Baccio received his first important commission from the friars of the Basilica of San Domenico in Bologna, for a "Compianto" (lamentation scene), a series of terracotta statues (c. 1495). He then returned to Florence where he created several wooden Crucifixes: at the Basilica di San Lorenzo and San Marco, both in Florence, the Badia di SS. Flora e Lucilla in nearby Arezzo, and the church of San Martino in the Florentine municipality of Lastra a Signa.
In Bologna, Baccio created 12 busts of the Apostles in terracotta (now in the Cathedral of Ferrara).[1]
In 1506, Baccio received a commission for several sculptures for the Benedictine abbey of San Godenzo, of which today only the San Sebastiano survives.
The crowning moment of his career perhaps came with the commission in 1514 from a competition sponsored by the Florence silk merchants guild to create a statue in bronze for one of the remaining empty niches on the facade of Orsanmichele. Vasari writes:
It is said that when he had made the figure in clay, all who saw the arrangement of the armatures, and the moulds laid upon them, held it to be a beautiful piece of work, recognizing the rare ingenuity of Baccio in such an enterprise; and when they had seen it cast with the utmost facility, they gave Baccio credit for having shown supreme mastery, and having made a solid and beautiful casting.

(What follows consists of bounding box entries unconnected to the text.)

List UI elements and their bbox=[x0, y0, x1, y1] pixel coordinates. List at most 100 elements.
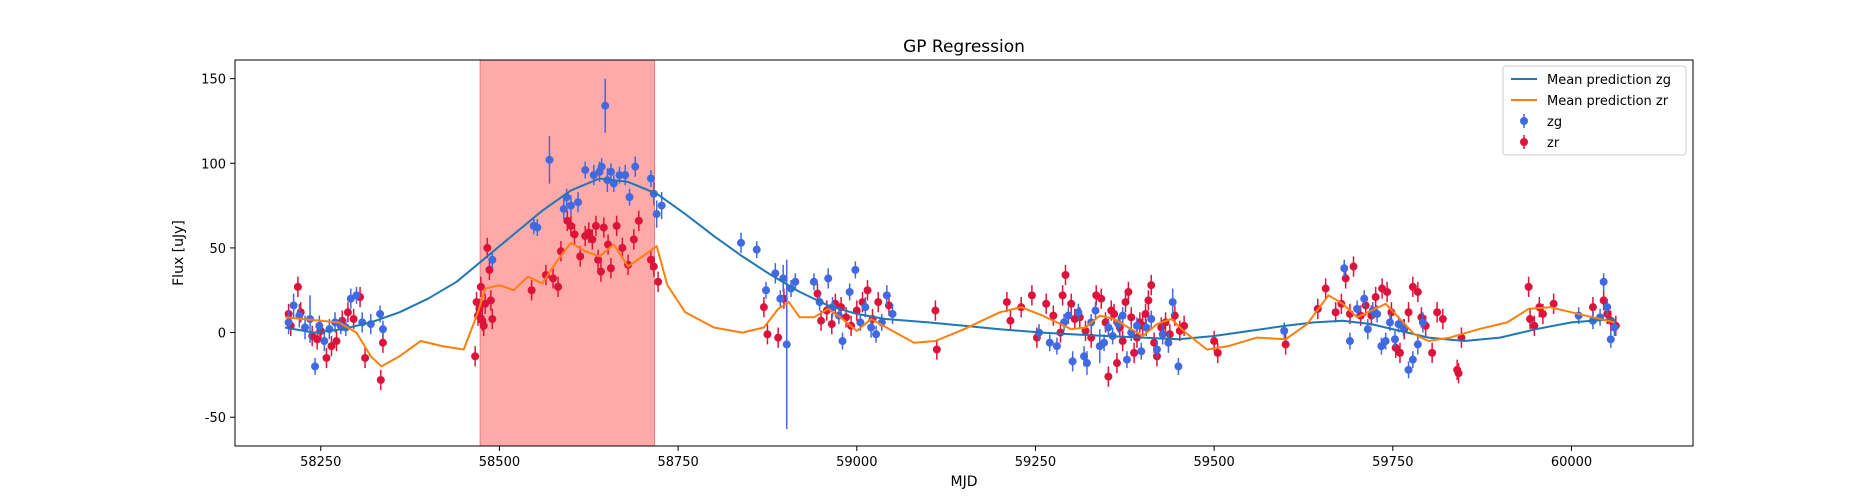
zr-point bbox=[599, 223, 608, 232]
zr-point bbox=[293, 282, 302, 291]
zr-point bbox=[1165, 330, 1174, 339]
zr-point bbox=[612, 221, 621, 230]
y-tick-label: 0 bbox=[218, 327, 226, 342]
zr-point bbox=[1408, 282, 1417, 291]
zr-point bbox=[479, 321, 488, 330]
zr-point bbox=[1428, 348, 1437, 357]
zr-point bbox=[1524, 282, 1533, 291]
legend-box bbox=[1502, 65, 1687, 156]
zr-point bbox=[1361, 301, 1370, 310]
zr-point bbox=[584, 228, 593, 237]
zg-point bbox=[574, 198, 583, 207]
zr-point bbox=[931, 306, 940, 315]
plot-area-frame bbox=[234, 59, 1694, 447]
zr-point bbox=[827, 320, 836, 329]
zg-point bbox=[1132, 321, 1141, 330]
zr-point bbox=[1210, 337, 1219, 346]
zg-point bbox=[872, 330, 881, 339]
zg-point bbox=[1158, 330, 1167, 339]
zg-point bbox=[838, 337, 847, 346]
zg-point bbox=[631, 162, 640, 171]
zg-point bbox=[888, 309, 897, 318]
zg-point bbox=[882, 291, 891, 300]
x-tick-label: 60000 bbox=[1551, 455, 1592, 470]
zg-point bbox=[1147, 315, 1156, 324]
y-tick-label: 50 bbox=[209, 242, 226, 257]
zr-point bbox=[763, 330, 772, 339]
zr-point bbox=[1027, 291, 1036, 300]
zr-point bbox=[1281, 340, 1290, 349]
zr-point bbox=[817, 316, 826, 325]
y-tick-label: -50 bbox=[205, 411, 226, 426]
zr-point bbox=[1530, 321, 1539, 330]
zg-point bbox=[1390, 335, 1399, 344]
zr-point bbox=[874, 298, 883, 307]
y-axis-title: Flux [uJy] bbox=[171, 220, 187, 286]
zr-point bbox=[1144, 296, 1153, 305]
zg-point bbox=[867, 323, 876, 332]
zg-point bbox=[581, 166, 590, 175]
zg-point bbox=[762, 286, 771, 295]
zg-point bbox=[1164, 338, 1173, 347]
legend-label-zg-prediction: Mean prediction zg bbox=[1547, 73, 1671, 88]
zg-point bbox=[284, 318, 293, 327]
x-tick-label: 59250 bbox=[1015, 455, 1056, 470]
legend-label-zg: zg bbox=[1547, 115, 1562, 130]
zg-point bbox=[809, 277, 818, 286]
zg-point bbox=[856, 318, 865, 327]
zr-point bbox=[1147, 281, 1156, 290]
zr-point bbox=[570, 230, 579, 239]
zr-point bbox=[527, 286, 536, 295]
zg-point bbox=[1606, 335, 1615, 344]
zg-point bbox=[1142, 323, 1151, 332]
zg-point bbox=[752, 245, 761, 254]
zr-point bbox=[1110, 309, 1119, 318]
zg-point bbox=[1340, 264, 1349, 273]
legend-label-zr-prediction: Mean prediction zr bbox=[1547, 94, 1669, 109]
zr-point bbox=[1433, 308, 1442, 317]
zr-point bbox=[1526, 315, 1535, 324]
zr-point bbox=[1549, 299, 1558, 308]
zr-point bbox=[554, 282, 563, 291]
y-axis: -50 0 50 100 150 bbox=[201, 73, 235, 426]
zg-point bbox=[1068, 357, 1077, 366]
zr-point bbox=[549, 274, 558, 283]
zr-point bbox=[1112, 359, 1121, 368]
zr-point bbox=[1454, 369, 1463, 378]
zr-point bbox=[646, 255, 655, 264]
zg-point bbox=[1082, 359, 1091, 368]
zg-point bbox=[824, 274, 833, 283]
zr-point bbox=[618, 243, 627, 252]
zr-point bbox=[327, 342, 336, 351]
x-tick-label: 58500 bbox=[479, 455, 520, 470]
zr-point bbox=[322, 353, 331, 362]
zr-point bbox=[576, 252, 585, 261]
zr-point bbox=[1121, 298, 1130, 307]
zg-point bbox=[1418, 318, 1427, 327]
zr-point bbox=[1213, 348, 1222, 357]
zr-point bbox=[476, 282, 485, 291]
zr-point bbox=[1104, 372, 1113, 381]
zg-point bbox=[1104, 323, 1113, 332]
zr-point bbox=[606, 264, 615, 273]
x-axis: 58250 58500 58750 59000 59250 59500 59750 60000 bbox=[300, 446, 1592, 470]
x-tick-label: 59750 bbox=[1372, 455, 1413, 470]
zg-point bbox=[1381, 337, 1390, 346]
zg-point bbox=[1345, 337, 1354, 346]
zr-point bbox=[1130, 348, 1139, 357]
zr-point bbox=[376, 375, 385, 384]
zr-mean-line bbox=[284, 241, 1615, 368]
x-axis-title: MJD bbox=[951, 474, 978, 490]
zr-point bbox=[629, 235, 638, 244]
zg-point bbox=[289, 301, 298, 310]
zg-point bbox=[1122, 355, 1131, 364]
zr-point bbox=[1395, 348, 1404, 357]
zg-point bbox=[597, 162, 606, 171]
zr-point bbox=[471, 352, 480, 361]
zr-point bbox=[759, 303, 768, 312]
zr-point bbox=[1067, 299, 1076, 308]
zr-point bbox=[588, 235, 597, 244]
zr-point bbox=[774, 333, 783, 342]
zr-point bbox=[1341, 274, 1350, 283]
zr-point bbox=[1331, 308, 1340, 317]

These labors endured in that profession, brought him the name of a good and even excellent master; and that figure is esteemed more than ever at the present day by all craftsmen, who hold it to be most beautiful.[2]

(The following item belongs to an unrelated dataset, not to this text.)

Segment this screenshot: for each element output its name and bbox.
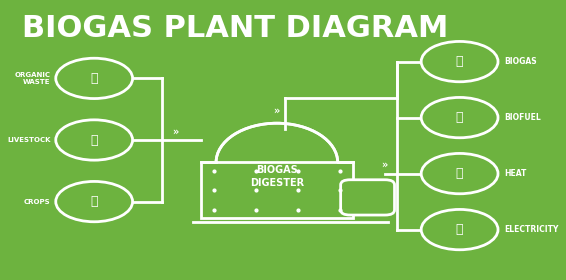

In 1515 he created a marble edicola surrounding a fresco of the Virgin Mary in the church of Sant'Agostino at Colle di Val d'Elsa. Toward the end of the decade, he worked primarily in the area of Lucca, completing a marble Pietà for the church of Segromigno (1518). He then worked on a series of funeral monuments including Tomba del vescovo Silvestro Gigli (San Michele in Foro in Lucca, with his son Raffaello; Monumento di San Silao (now at Museo di Villa Guinigi, Lucca); and Monumento a Giano Grillo (Santa Maria dei Servi, Bologna).